My interest stems from the fact that my Grandfather was a Stornowegian and, until about four years ago, that was the sum total of my knowledge, both of him and of the land of his birth.
I cannot guarantee the accuracy of everything that I have written (not least because parts are, perhaps, pioneering) but I have done my best to check for any errors.
My family mainly lived along the shore of the Sound of Harris, from An-t-Ob and Srannda to Roghadal, but one family 'moved' to Direcleit in the Baighs...

©Copyright 2011 Peter Kerr All rights reserved

Friday, 19 March 2010

Crofters Commission Report 1895 P86 and 87

a) Township of Strond, South Harris
b) Township of Obbe, South Harris

The committees appointed under the Grazings Act by the crofters in the above townships on the Estate of South Harris, the property of the Trustees of the Earl of Dunmore, submitted the following rules to the Commissioners, which were approved by the latter:

1) The sourning of each croft shall be one horse, four cows and twenty sheep.
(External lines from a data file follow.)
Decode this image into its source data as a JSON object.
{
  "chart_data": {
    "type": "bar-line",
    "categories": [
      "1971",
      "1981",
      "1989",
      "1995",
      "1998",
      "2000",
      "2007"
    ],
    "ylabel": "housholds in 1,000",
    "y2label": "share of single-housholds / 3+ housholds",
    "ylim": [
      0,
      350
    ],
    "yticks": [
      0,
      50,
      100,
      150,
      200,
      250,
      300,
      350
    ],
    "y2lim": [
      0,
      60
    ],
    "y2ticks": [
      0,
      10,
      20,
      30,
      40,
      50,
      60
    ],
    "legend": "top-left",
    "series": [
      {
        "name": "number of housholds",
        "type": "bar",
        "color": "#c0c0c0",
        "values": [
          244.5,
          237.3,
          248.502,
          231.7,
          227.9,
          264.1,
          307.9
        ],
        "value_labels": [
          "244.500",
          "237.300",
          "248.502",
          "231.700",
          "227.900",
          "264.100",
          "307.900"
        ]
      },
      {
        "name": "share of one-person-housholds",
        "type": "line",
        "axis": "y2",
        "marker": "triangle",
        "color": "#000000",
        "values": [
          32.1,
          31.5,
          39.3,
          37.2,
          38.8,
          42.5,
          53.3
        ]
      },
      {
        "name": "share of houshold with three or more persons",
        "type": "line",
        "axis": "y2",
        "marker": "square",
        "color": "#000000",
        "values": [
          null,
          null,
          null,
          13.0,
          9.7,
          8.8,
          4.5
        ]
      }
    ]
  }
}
The grazing of stock shall be calculated on the footing of one cow being equivalent to eight sheep, and one horse to two cows or sixteen sheep.

d) Townships of Dieraclate and Ceann-Debaig

Similar rules were issued for the foresaid townships on the same Estate, the sourning for each croft being four cows and twenty sheep, one cow being equivalent to eight sheep.

This brief excerpt contains a few items of interest:

If we take Strond and Obbe first, we see that 'one horse, four cows and twenty sheep' are equivalent in grazing terms to (1x16) + (4x8) + (20x1) = 68 sheep grazing units. That is the maximum grazing that each croft will support.

So, a single horse will consume 16/68 = 8/34 = 4/17, nearly a complete quarter of the grazing.

Similarly, four cows will consume 32/68 = 16/34 = 8/17, nearly half of that available.

The twenty sheep will consume 20/68 = 10/34 = 5/17, nearly a third of the total.

No croft was allowed to exceed their allocation of stock, but they could rent out any surplus based upon these calculations.

Turning to Dieraclate and Ceann-Debaig, we see that the sourning was much less:

'four cows and twenty sheep' equate to (4x8) + (20x1) = 52 sheep grazing units.

52/68 = 26/34 = 13/17, a mere two-thirds of that allowed in the richer, more fertile, South.

And finally, almost as an afterthought:

7) The committee shall have power to make a proper division of sea-ware among the crofters of the township.